BitMEX founder Arthur Hayes recently stated that as the cryptocurrency market continues to boom in 2024, the market focus is no longer just on mainstream currencies such as Bitcoin and Ethereum, but on a new batch of listed tokens. Hayes said that the PvP atmosphere pervading the market made him wonder whether these newly issued tokens have deviated from the original spirit of Web3 and instead become a predatory game. Hayes also said that many project founders chose to list their tokens on centralized exchanges (CEX), but they did not expect that the cost ended up exceeding expectations, and the token price eventually fell down the toilet like "poop".

(PvP: Player versus player lingo; Arthur Hayes says this has become a buzzword often used by spam traders to describe the current market cycle.)

Listing strategy in a PvP atmosphere: The struggle between VC and CEX

Hayes said that the current state of PvP in the crypto market is actually very similar to traditional finance (TradFi). The emotions it triggers are predatory, and victory is at the expense of others. This is especially obvious in Shitcoin. For newly issued tokens, many projects set the fully diluted valuation (FDV) of the token very high when they are listed, but in fact only release a small amount of tokens into circulation. This seems to have a large market value, but the market The actual supply on the market is very small, which can easily cause price fluctuations and mislead investors. In the end, the price will never return.

On the other hand, venture capital companies (VCs) will continue to raise the valuation of tokens through multiple rounds of fundraising so that their books appear to make a lot of money. However, once the tokens are listed, the price will not be worth it. So many stocks fell sharply, and in the end it was ordinary retail investors who suffered.

CEX Listing Fees: The Hidden Cost of Token Listing

Hayes said that for many project founders, the reason for choosing CEX to list tokens is simple: "It just wants more liquidity and exposure opportunities!" But in fact, the listing fees charged by CEX are quite astonishing. For example, Binance has the highest It may charge 8% of the total amount of tokens as listing fees, require up to $5 million in BNB as a deposit, and require additional marketing fees. Such costs are a huge burden for new projects.
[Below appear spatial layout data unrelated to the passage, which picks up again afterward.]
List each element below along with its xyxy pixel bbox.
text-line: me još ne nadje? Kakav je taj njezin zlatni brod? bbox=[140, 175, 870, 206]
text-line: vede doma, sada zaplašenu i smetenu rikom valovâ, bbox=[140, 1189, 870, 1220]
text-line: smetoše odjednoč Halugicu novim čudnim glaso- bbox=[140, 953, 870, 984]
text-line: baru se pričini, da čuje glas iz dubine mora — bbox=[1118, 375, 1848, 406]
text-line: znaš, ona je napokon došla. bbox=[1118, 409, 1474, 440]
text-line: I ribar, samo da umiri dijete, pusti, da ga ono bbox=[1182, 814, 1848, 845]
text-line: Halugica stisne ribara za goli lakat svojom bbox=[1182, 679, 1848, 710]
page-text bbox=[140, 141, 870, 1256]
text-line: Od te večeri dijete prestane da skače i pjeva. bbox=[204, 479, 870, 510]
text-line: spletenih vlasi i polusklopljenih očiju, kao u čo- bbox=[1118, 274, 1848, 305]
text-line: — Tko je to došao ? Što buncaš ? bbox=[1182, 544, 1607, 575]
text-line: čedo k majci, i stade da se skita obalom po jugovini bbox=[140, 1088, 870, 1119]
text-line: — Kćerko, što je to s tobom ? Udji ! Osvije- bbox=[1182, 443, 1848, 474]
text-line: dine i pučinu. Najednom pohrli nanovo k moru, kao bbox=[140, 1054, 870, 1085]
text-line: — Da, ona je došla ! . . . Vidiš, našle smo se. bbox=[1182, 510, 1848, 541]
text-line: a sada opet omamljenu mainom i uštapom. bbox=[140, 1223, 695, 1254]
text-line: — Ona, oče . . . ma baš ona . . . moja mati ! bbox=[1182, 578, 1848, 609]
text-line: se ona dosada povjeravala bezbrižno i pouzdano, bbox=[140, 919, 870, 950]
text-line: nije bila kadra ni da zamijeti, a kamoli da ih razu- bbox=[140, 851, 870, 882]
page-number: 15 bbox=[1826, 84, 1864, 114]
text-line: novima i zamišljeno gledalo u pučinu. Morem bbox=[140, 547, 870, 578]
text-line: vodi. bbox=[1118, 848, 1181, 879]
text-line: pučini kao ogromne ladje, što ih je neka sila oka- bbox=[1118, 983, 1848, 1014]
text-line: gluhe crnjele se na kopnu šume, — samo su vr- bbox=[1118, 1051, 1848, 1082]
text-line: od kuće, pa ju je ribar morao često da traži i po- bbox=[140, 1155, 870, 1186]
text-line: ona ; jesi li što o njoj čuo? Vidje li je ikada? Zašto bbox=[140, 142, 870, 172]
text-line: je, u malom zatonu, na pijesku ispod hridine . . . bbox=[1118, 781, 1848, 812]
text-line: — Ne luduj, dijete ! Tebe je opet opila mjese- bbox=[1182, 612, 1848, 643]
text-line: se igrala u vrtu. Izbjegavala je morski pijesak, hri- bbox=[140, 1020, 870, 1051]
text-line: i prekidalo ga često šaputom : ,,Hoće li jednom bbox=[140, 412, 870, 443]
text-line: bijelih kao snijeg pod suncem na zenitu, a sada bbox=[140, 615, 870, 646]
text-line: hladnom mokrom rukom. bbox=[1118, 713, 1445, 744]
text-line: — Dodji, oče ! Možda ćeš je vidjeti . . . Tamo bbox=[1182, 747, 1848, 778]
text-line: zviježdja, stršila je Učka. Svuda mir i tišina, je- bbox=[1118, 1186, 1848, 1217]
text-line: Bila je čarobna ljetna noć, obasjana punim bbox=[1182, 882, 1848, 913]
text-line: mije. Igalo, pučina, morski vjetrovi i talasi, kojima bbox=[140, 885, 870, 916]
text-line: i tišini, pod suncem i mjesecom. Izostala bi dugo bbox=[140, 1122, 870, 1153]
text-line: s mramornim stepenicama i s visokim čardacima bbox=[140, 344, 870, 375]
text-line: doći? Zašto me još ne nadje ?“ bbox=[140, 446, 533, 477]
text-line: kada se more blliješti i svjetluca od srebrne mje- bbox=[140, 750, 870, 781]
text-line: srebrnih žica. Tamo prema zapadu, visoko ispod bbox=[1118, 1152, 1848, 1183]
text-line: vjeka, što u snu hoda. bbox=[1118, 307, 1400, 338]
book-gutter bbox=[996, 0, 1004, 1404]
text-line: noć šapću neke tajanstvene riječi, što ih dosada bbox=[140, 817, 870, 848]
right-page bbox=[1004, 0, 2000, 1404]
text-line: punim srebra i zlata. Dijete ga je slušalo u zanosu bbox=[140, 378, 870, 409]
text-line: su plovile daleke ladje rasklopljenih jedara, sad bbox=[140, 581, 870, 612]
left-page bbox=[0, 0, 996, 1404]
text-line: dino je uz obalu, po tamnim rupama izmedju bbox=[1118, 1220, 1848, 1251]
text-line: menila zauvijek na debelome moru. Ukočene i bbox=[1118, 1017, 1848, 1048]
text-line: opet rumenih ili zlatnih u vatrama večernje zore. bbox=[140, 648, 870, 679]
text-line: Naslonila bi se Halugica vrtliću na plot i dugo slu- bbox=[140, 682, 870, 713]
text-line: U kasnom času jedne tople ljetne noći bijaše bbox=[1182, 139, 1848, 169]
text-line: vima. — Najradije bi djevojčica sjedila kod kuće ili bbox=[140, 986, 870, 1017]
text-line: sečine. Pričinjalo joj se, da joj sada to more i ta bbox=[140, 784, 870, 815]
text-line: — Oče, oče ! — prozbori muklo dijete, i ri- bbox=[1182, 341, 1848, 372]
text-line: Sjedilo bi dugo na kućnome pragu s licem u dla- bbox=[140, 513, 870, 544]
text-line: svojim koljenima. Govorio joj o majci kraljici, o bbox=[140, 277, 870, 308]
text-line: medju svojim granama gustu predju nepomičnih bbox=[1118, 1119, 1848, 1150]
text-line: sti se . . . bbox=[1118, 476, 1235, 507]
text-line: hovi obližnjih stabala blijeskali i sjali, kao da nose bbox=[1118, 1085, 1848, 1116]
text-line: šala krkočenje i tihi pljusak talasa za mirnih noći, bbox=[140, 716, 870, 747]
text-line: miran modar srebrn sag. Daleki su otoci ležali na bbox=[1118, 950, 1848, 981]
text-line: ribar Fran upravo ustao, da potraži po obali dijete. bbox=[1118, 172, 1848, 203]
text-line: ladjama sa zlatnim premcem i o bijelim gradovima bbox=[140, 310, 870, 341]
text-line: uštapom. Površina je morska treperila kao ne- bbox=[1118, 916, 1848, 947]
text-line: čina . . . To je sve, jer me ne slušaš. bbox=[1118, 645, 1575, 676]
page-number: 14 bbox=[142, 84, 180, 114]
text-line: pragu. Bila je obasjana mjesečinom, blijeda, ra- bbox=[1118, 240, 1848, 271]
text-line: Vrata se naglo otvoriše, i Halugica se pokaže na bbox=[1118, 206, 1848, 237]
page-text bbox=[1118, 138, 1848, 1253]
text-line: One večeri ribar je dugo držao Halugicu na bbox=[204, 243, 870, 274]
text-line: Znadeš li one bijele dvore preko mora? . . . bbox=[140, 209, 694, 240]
As for CEX, they quite like those tokens with high valuations but small actual supply. Because they are highly volatile and attract a large number of retail investors, they can earn more handling fees. However, most tokens did not meet market expectations after being listed, and prices plummeted, causing ordinary retail investors to lose money and project developers to find it difficult to maintain good performance.

DEX becomes a priority due to low cost, calling for focus on product value

Some projects have chosen a different route in a PvP atmosphere. Hayes took Auki Labs as an example. Auki Labs did not choose to be listed on CEX first. Instead, it was listed on a decentralized exchange (DEX) and attracted early investors with a lower FDV. So far, Auki’s price is higher than the previous one. The price of round financing increased by 78%.

(Note: Auki Labs is an investment target of Maelstrom, a venture capital managed by Arthur Hayes)

Hayes said that building product value is what Auki Labs focuses on. Auki Labs’ token $AUKI was first listed on Uniswap V3. Platforms like Uniswap allow projects to directly create liquidity pools without going through CEX review. Projects can also focus on product development and user growth without having to invest a lot of resources in the exchange listing process.

Auki Labs subsequently listed on their first centralized exchange, MEXC, on September 4. Hayes said they saved $200,000 in listing fees.

(Note: Auki Labs focuses on developing spatial computing technology, focusing on enhanced AR applications, allowing mobile phones or AR glasses to simultaneously display the same virtual objects in the same physical space.)

Please lower the listing valuation and put user loyalty first

Hayes also offered many suggestions for future startup projects. He said that the project team is asked to consider lowering the valuation at the time of listing when issuing tokens, so that it is easier for users to participate and has more upside potential. He also suggested that the project team choose to raise funds on a small scale and list the tokens at a low FDV, so that early users can grow with the project. This will not only improve user loyalty, but also make the project more resilient in the future.

In addition, Hayes suggested that project developers who only believe that Binance or other large CEX can bring success should re-evaluate their listing strategy. After all, CEX listing costs are expensive and may not bring long-term price support. A more effective way may be to increase daily active users (DAU) and strengthen product-market fit, focusing on making the product meet market demand and making more people willing to continue using it, thereby attracting the support of real users and the community.

In this way, the price of the token can naturally rise with the actual growth of the project, instead of relying on listing fees to speculate on the token price in the short term. Such a price will also be more stable in the long term.

(Why Arthur Hayes continues to make money when his prediction accuracy is only 25%)

This article Arthur Hayes: PvP is rampant in the encryption market, spending a lot of money to list but the value is the same as shit first appeared in Chain News ABMedia.